Die ukrainische Armee hat bei ihrer Gegenoffensive im Süden und Osten des Landes nach eigenen Angaben eine Fläche von insgesamt 700 Quadratkilometern erobert. Das entspricht etwa der Größe von Hamburg. Allein in der Region Charkiw seien 20 Städte und Dörfer wieder unter der Kontrolle der Ukraine, teilte ein ranghoher Armeevertreter am Donnerstag mit. Man sei 50 Kilometer weit in das feindliche Gebiet vorgedrungen.

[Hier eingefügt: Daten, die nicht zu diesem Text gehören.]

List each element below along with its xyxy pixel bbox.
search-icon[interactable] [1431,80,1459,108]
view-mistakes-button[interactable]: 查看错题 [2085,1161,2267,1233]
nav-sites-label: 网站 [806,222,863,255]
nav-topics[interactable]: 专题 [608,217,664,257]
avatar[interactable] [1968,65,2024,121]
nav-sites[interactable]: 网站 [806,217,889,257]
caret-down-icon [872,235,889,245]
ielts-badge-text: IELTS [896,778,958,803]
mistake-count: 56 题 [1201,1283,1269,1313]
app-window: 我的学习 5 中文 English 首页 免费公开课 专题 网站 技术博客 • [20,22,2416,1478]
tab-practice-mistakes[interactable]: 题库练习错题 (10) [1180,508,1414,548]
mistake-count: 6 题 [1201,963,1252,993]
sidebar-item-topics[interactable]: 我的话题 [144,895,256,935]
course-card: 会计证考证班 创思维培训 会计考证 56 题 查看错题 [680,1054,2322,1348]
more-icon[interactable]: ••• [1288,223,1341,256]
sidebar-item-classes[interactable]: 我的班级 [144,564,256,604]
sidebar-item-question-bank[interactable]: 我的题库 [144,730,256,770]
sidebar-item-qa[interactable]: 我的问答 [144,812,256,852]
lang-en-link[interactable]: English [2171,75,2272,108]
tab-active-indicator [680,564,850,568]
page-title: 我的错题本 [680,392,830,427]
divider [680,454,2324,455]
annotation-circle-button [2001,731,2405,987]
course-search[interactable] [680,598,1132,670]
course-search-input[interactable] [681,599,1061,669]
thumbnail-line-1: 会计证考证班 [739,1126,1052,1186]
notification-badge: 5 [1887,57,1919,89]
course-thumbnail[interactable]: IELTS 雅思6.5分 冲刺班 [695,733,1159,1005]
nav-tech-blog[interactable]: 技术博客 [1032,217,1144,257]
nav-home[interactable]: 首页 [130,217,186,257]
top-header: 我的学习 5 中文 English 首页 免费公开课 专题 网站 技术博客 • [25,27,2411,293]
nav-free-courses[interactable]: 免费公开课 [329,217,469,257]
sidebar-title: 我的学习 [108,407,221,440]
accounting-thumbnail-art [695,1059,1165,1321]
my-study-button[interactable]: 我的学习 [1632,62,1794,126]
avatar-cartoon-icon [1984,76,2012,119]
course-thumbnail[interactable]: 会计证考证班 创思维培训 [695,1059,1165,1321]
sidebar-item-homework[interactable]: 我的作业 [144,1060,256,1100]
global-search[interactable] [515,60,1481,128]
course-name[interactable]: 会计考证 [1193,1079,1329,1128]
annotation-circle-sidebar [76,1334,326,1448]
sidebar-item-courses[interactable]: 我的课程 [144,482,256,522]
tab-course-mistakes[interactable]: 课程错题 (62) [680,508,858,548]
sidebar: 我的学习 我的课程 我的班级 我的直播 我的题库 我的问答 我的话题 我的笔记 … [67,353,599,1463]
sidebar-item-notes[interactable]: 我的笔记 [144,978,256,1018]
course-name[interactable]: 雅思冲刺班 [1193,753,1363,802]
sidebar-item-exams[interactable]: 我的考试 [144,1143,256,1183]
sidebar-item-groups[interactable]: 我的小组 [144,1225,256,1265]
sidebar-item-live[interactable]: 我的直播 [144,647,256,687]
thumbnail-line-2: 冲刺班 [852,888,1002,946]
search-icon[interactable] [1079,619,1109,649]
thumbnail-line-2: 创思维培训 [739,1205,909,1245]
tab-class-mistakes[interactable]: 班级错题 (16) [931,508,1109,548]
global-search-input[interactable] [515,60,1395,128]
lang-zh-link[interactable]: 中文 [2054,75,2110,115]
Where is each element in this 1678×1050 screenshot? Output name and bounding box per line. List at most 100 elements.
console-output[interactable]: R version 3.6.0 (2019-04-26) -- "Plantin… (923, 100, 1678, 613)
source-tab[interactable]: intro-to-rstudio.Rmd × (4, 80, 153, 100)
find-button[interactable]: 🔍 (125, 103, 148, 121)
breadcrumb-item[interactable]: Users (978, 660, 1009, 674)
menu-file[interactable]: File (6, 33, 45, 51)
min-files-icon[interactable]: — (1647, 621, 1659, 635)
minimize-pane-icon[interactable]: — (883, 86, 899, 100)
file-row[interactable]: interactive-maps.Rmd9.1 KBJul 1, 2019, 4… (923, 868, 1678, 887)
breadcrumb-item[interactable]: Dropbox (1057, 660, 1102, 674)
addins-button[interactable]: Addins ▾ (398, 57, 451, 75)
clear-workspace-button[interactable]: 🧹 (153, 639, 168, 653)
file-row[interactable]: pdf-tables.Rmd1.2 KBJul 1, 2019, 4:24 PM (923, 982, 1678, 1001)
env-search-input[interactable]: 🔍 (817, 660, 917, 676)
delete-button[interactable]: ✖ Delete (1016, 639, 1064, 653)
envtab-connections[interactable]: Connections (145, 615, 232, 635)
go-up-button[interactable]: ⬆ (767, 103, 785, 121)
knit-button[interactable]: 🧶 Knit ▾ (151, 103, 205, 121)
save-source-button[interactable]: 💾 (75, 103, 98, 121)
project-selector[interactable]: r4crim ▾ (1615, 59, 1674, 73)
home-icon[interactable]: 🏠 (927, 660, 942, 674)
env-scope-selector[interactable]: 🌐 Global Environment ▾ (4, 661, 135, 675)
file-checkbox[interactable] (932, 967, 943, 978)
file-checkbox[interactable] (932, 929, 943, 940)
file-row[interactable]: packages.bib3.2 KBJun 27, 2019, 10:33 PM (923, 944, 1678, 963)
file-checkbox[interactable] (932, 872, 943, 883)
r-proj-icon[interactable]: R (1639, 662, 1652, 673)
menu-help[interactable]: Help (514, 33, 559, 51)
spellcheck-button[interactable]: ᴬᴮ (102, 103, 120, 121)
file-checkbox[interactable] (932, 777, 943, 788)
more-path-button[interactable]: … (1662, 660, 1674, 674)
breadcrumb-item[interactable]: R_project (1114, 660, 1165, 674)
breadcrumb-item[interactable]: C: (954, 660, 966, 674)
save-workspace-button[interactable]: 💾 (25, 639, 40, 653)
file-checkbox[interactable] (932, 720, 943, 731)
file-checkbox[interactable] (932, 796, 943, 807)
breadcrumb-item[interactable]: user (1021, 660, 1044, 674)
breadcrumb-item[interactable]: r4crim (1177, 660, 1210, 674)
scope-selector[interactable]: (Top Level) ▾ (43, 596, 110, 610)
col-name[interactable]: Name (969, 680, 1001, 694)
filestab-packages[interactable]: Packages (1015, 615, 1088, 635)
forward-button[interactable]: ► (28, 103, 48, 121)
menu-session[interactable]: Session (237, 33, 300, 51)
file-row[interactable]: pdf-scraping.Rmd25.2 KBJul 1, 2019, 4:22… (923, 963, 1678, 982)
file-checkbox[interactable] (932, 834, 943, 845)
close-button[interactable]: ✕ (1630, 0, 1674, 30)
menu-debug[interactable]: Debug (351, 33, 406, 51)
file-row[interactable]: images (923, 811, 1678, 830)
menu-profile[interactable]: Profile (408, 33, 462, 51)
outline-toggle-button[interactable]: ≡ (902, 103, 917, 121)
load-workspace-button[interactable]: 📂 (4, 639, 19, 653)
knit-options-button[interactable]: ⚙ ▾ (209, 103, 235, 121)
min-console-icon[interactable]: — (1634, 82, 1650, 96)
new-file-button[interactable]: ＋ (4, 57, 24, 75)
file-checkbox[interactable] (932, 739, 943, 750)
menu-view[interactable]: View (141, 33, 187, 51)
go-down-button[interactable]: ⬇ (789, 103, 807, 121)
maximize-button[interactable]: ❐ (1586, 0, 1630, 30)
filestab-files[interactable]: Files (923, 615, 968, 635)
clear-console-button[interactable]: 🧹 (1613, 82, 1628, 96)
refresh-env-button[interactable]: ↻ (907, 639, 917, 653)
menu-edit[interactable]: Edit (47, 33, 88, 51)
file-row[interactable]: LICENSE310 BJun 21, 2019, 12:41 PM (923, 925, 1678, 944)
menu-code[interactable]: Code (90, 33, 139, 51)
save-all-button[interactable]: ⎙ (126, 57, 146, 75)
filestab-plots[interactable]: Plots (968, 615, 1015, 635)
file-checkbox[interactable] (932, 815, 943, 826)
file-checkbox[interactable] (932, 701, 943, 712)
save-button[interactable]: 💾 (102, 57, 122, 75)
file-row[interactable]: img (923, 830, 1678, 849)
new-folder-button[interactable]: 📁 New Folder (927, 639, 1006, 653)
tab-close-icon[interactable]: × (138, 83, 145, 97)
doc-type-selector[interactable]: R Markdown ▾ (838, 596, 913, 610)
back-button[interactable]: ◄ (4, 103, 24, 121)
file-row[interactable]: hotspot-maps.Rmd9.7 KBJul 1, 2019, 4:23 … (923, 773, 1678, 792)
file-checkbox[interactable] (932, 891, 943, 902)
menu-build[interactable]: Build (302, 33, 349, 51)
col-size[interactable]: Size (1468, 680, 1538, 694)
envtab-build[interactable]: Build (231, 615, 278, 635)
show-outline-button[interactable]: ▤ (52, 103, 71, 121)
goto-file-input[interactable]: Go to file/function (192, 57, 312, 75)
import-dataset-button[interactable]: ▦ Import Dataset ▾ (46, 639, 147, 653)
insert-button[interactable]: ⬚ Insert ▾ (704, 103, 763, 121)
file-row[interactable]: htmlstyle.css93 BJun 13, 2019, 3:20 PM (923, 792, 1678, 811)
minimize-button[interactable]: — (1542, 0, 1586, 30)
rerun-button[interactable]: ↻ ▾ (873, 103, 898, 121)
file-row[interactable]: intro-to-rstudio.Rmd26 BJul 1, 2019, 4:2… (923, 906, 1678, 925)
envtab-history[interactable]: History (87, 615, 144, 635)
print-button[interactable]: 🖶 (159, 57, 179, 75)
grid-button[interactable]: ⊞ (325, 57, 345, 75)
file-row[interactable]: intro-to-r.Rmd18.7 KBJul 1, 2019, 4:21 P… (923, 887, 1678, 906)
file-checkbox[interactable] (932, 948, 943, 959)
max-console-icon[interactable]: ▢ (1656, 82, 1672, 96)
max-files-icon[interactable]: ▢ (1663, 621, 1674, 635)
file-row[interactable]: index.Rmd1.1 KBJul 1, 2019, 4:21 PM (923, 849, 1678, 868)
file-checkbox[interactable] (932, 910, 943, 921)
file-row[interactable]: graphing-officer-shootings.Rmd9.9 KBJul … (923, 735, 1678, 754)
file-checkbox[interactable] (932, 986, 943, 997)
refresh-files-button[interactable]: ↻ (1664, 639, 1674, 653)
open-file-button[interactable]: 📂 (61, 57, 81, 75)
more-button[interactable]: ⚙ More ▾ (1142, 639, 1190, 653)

US-Verteidigungsminister Lloyd Austin sagte dazu, die Ukraine setze die an sie vom Westen gelieferten Waffen erfolgreich ein: „Wir sehen den nachweisbaren Erfolg unserer Bemühungen auf dem Schlachtfeld“, so Austin bei einem Treffen der 50 Staaten umfassenden Ukraine-Kontaktgruppe auf dem pfälzischen US-Luftwaffenstützpunkt Ramstein. US-Generalstabschef Mark Milley erläuterte, die Ukraine habe mit den Raketenartilleriesystem HIMARS bereits 400 russische Ziele getroffen.

Blinken in Kiew

Austin unterstrich, die USA und ihre Alliierten stünden bereit, die Ukraine aufzurüsten, solange dies nötig sei. Es war bereits das fünfte Treffen der Kontaktgruppe, die Ende April in Ramstein gegründet worden war. Austin kündigte an, die Alliierten wollten in enger Abstimmung dafür sorgen, dass ihre Rüstungsindustrien auch längerfristig das nötige Kriegsgerät für die Ukraine produzieren. Austin kündigte zudem neue kurzfristige Lieferungen im Wert von 675 Millionen Dollar an, darunter Artilleriemunition und gepanzerte Fahrzeuge.

Auch US-Außenminister Antony Blinken sprach von „klaren und echten Fortschritten“ im Kampf gegen Russland. Er besuchte am Donnerstag von Polen aus unangekündigt Kiew und sagte der Ukraine dabei langfristige Kredite und Bürgschaften in Höhe von einer Milliarde Dollar zu. Weitere 1,2 Milliarden Dollar an Hilfsgeldern des US-Außenamts sollen an 18 andere Länder fließen, darunter die drei baltischen Staaten, die Republik Moldau und Georgien.

Deutsche Hilfe gegen Minen

Bundesverteidigungsministerin Christine Lambrecht (SPD) kündigte in Ramstein an, die Bundesrepublik werde gemeinsam mit den Niederlanden „sehr zügig“ die Ukraine im Kampf gegen Minen und Sprengfallen unterstützen. Zunächst würden etwa 20 Ukrainer in der Kampfmittelabwehrschule in Stetten am kalten Markt ausgebildet.

Russlands Präsident Wladimir Putin hatte sich am Mittwoch in Wladiwostok überzeugt gezeigt, dass sein Land durch den Krieg in der Ukraine in der Welt gestärkt dastehe. „Wir haben nichts verloren und werden nichts verlieren“, so Putin.